Another secret is to not ask the Social Security reps any questions because half the time they have the wrong answer or a misleading or incomplete answer.

You recommend that people tap their retirement accounts to delay taking Social Security retirement benefits. Why?

You somehow have to pay taxes on the 401(k) or the IRA, and one of the benefits of deferring that withdrawal was to get a lower tax bracket. But that is no longer such a big advantage since the tax law changes in 2017.

People will say, ‘I want to leave my money in my 401(k) and withdraw my Social Security early because I know the stock market is going to kill me.’

But we cannot count on stocks. Social Security provides positive real returns that are really huge if you wait to take it.

The financial industry is trying to sell products and they can continue to earn fees for money that is in people’s 401(k) or the IRA.

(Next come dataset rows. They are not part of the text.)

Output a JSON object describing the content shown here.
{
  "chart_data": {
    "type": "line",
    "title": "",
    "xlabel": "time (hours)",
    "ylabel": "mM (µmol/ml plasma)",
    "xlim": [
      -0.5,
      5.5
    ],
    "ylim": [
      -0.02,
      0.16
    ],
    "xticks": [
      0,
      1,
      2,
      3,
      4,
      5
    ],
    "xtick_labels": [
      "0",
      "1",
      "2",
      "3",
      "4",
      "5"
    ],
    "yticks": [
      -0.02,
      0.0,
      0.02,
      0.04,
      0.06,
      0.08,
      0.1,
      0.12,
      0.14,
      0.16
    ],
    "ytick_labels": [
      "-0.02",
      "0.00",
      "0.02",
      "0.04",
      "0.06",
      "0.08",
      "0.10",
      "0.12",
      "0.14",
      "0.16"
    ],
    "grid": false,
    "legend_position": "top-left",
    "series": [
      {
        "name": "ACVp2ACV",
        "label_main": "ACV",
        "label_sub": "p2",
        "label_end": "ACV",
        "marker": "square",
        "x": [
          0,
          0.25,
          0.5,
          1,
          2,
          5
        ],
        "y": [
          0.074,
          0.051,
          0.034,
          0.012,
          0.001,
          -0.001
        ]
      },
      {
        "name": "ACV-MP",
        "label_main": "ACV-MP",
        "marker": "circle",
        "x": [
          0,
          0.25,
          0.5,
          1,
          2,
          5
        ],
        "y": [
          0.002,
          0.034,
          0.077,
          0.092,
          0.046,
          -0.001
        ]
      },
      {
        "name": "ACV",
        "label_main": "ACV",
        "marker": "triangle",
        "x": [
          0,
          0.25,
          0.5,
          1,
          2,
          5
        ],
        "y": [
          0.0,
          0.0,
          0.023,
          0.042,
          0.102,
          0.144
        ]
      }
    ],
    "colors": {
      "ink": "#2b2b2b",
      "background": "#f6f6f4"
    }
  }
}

You write that mortgages are ‘not your friend’. Why?

They are financially expensive. They are financial losers. The other thing is that they are tax losers because the standard deduction has been increased so much and no one really takes the itemized deduction [for mortgage interest] not anymore.

By taking money out of your IRA, paying taxes on it, and paying off that 30-year mortgage, you can make a bundle if we’re talking a large mortgage. It’s one way to get a safe, genuine return.

YesYou write about the magic of delayed retirement, and that’s one of my favorite things to tell people. Can you explain?

Choosing when to retire is very complicated because it affects how much you should spend this year, how much you should save or spend permanently, and how much you should save until you retire. It affects your taxes. It affects how much your employer will contribute to your 401(k).

If you retire early, there will be fewer of them [retirement plan] contributions. It has consequences for your health insurance; you may need to buy a policy. There are all these interrelated problems.

Do not miss: Help Your Teen Turn $500 Into Nearly $2 Million

It’s not an easy decision, but every year you wait, you know you’re reducing the risk of going over your money. The sooner you retire, the more years you have to finance yourself. I think of retirement as financial suicide for most people. It’s a decision to take the longest vacation of your life.

Kerry Hannon is the author of “Great Pajama Jobs: Your Complete Guide to Working From Home.” She has covered personal finance, retirement, and careers for the New York Times, Forbes, Money, US News & World Report, and USA Today, among others. She is the author of more than a dozen books, including “Never Too Old to Get Rich: The Entrepreneur’s Guide to Starting a Business Mid-Life.” Her website is kerryhannon.com.